Anderson has figured out that he can use wardrobe to alter reality. Wear a white turtleneck under your rust-colored suit jacket, and you are professorial. You are rakish. You are Carl Sagan. Wear a purple turtleneck with that same rust-colored jacket, and you are Sagan-ish, Sagan-like, but with a twist. People receive you with trepidation, perhaps, but also with curiosity and a willingness to be surprised. In Anderson’s hands, weirdness is a tool to make you lean closer, to make you listen.
In Vahram’s 5th Avenue shop, the tailor makes Anderson’s seersucker and pin-striped suits. He cuts, tucks, and hems the cashmere herringbone suits and the fine-wale corduroy suits in royal blue, egg white, and burnt orange. “Not a lot of people are going to get this kind of color,” Vahram says. That’s why he has to order it special.
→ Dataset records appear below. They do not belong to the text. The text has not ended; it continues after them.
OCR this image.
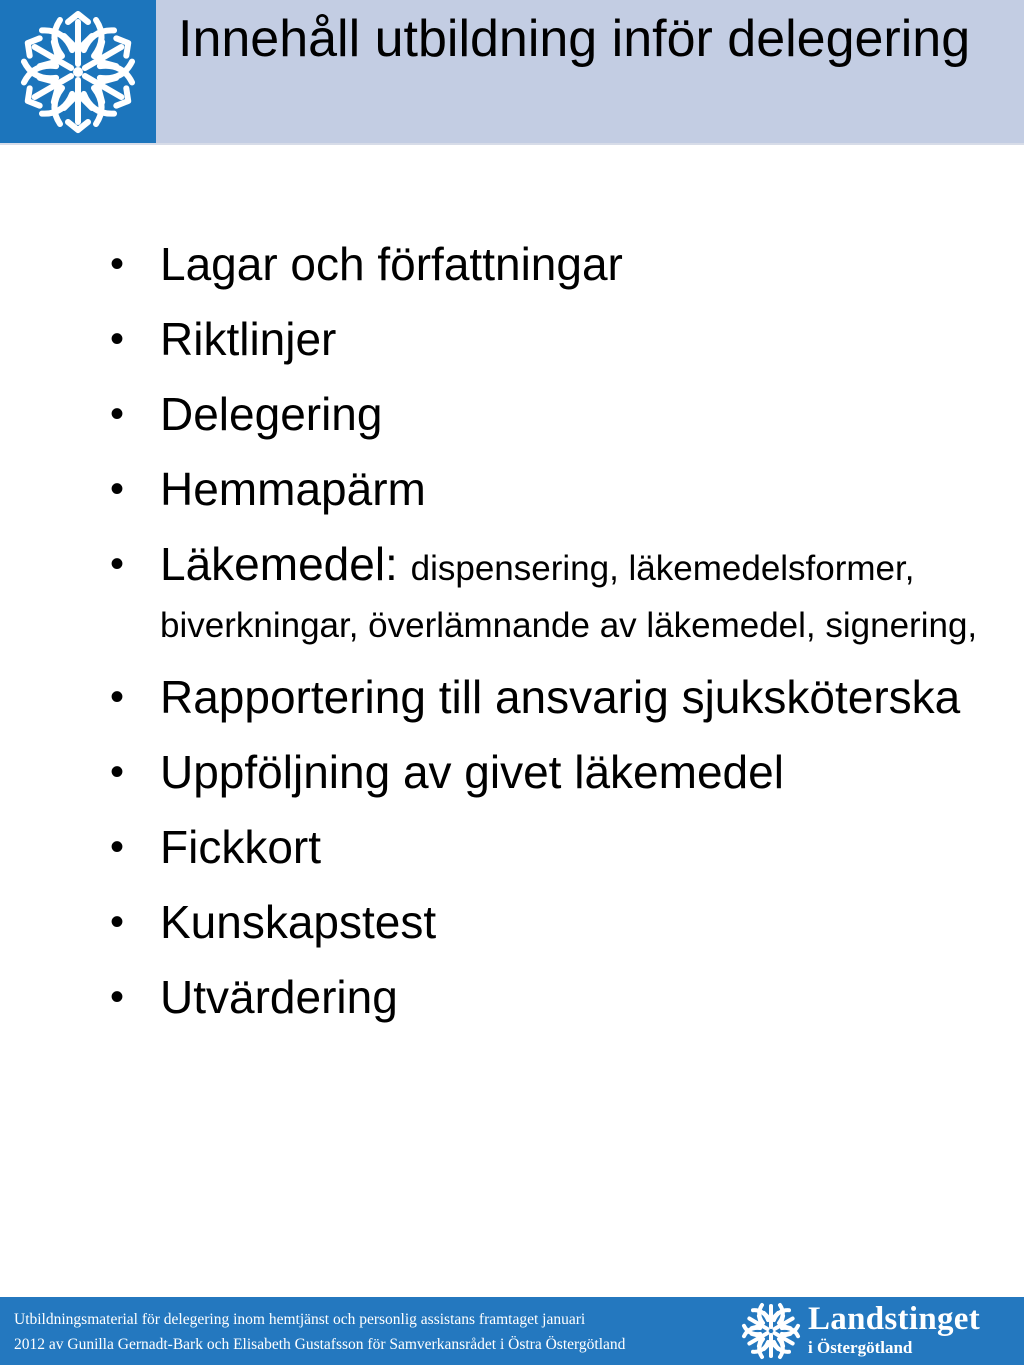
Innehåll utbildning inför delegering
• Lagar och författningar
• Riktlinjer
• Delegering
• Hemmapärm
• Läkemedel: dispensering, läkemedelsformer, biverkningar, överlämnande av läkemedel, signering,
• Rapportering till ansvarig sjuksköterska
• Uppföljning av givet läkemedel
• Fickkort
• Kunskapstest
• Utvärdering
Utbildningsmaterial för delegering inom hemtjänst och personlig assistans framtaget januari
2012 av Gunilla Gernadt-Bark och Elisabeth Gustafsson för Samverkansrådet i Östra Östergötland
Landstinget
i Östergötland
Vahram’s suits fit Anderson like the tiny pinafore on the overgrown Alice in Wonderland. The shoulders are too narrow. The pant legs are abbreviated so, as Vahram puts it, “Wes’s whole sock is showing.” The jackets button over Anderson’s sternum, and the pockets hit him high, just under his rib cage, so when he jams his hands in–which he often does–his long arms form two sideways Vs, like he’s dancing the funky chicken.